Vacinas: As vacinas desempenham um papel importante na prevenção de doenças e infecções. É de maior importância na anemia falciforme.

Outros tratamentos

Transfusão de sangue: Em uma transfusão de glóbulos vermelhos, o sangue de um doador é administrado através de uma veia a uma pessoa com anemia falciforme. Isso ajuda a reduzir os sintomas e complicações, aumentando o número de glóbulos vermelhos normais. O acúmulo de ferro pode ocorrer com transfusões regulares. Com transfusões regulares, você pode precisar de tratamento adicional para reduzir os níveis de ferro, pois o excesso de ferro pode danificar o coração, o fígado e outros órgãos.

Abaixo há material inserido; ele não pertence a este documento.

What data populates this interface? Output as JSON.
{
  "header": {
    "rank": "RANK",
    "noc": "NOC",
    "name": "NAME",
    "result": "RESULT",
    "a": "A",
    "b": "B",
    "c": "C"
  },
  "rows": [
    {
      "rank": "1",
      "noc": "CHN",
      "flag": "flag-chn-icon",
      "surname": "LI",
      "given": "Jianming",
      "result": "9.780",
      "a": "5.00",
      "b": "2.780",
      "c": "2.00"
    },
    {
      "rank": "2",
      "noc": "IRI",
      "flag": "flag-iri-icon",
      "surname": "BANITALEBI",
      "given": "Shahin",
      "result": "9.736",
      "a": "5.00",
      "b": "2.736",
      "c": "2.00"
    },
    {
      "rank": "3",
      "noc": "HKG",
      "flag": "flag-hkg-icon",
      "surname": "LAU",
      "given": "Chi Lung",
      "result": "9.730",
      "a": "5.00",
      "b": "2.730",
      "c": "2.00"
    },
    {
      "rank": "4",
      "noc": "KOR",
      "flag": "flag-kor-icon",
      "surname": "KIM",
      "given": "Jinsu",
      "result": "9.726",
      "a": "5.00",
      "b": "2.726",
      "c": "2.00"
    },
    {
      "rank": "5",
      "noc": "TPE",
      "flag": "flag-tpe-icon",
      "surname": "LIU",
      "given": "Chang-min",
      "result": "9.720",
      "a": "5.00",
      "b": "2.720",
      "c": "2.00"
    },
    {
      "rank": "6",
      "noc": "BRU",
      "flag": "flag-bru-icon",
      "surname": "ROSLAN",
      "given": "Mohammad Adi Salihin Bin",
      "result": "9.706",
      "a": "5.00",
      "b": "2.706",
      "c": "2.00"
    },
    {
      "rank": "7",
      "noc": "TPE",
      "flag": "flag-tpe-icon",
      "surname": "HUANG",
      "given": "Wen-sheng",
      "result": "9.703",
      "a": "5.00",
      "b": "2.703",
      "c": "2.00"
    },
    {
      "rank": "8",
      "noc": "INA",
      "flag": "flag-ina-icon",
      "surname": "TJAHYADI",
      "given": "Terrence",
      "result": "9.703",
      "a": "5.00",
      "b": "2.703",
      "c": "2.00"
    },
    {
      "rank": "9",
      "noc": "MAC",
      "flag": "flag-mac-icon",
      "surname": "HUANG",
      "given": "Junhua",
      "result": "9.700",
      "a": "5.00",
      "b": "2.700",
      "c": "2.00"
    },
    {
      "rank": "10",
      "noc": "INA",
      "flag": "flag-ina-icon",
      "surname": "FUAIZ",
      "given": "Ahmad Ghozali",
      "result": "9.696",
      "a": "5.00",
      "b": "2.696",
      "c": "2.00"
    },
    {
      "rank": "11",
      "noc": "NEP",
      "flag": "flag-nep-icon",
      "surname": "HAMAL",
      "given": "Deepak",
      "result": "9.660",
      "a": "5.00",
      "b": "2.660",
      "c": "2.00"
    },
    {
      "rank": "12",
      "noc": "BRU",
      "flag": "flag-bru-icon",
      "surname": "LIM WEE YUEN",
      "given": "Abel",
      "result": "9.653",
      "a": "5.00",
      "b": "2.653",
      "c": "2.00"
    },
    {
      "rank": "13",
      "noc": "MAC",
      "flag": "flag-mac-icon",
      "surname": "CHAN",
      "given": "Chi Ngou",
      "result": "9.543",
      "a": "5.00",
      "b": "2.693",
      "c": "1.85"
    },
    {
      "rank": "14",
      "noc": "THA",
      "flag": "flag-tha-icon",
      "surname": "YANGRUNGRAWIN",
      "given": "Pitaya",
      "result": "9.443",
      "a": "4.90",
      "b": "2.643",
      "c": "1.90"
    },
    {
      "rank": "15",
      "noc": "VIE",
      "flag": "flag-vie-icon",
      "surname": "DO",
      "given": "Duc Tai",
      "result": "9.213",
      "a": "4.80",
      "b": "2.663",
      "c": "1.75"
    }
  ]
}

Transplante de células-tronco: Também conhecido como transplante de medula óssea, esse procedimento envolve a substituição da medula óssea afetada pela anemia falciforme por medula óssea saudável de um doador. O procedimento geralmente usa um doador pareado, como um irmão sem anemia falciforme. Devido aos riscos associados ao transplante de medula óssea, o procedimento só é recomendado para pessoas, geralmente crianças, com sintomas e complicações significativas de anemia falciforme. O procedimento requer uma longa permanência no hospital. Após o transplante, você receberá medicamentos para ajudar a prevenir a rejeição de células-tronco doadas. No entanto, seu corpo pode recusar o transplante, levando a complicações fatais.

Estilo de vida e nutrição

Suplementos de ácido fólico e alimentação saudável: A medula óssea precisa de ácido fólico e outras vitaminas para produzir novos glóbulos vermelhos. Pergunte ao seu médico sobre suplementos de ácido fólico e outras vitaminas. Experimente comer grãos inteiros e carne, bem como uma variedade de frutas e vegetais coloridos.

Beba muita água: A desidratação pode aumentar o risco de crise das células falciformes. Beba cerca de oito copos de água por dia ao longo do dia. Se você se exercita ou passa algum tempo em um clima quente e seco, aumente a quantidade de água que bebe.

Evite temperaturas extremas: A exposição ao calor ou frio extremos pode aumentar o risco de crise das células falciformes.

Não fume: Fumar aumenta o risco de ataques de dor e outros riscos à saúde.

Exercícios não intensos: Exercícios moderados, em consulta com seu médico, irão ajudá-lo a controlar seus sintomas e apoiar sua saúde geral.

Prognóstico da anemia falciforme

A expectativa de vida dos pacientes com anemia falciforme gira em torno dos 45 anos. Os pesquisadores descobriram que o risco de morte aumenta significativamente a cada 10 anos. A expectativa de vida na infância é bastante alta. Aproximadamente 98% das crianças vivem até a adolescência e a adolescência. Embora os dados estatísticos prevejam uma expectativa de vida em torno de 45 anos, a evolução do tratamento nos últimos anos indica que esse período aumentará no futuro. Especialmente a hidroxiureia e a L-glutamina estão entre os desenvolvimentos importantes no tratamento.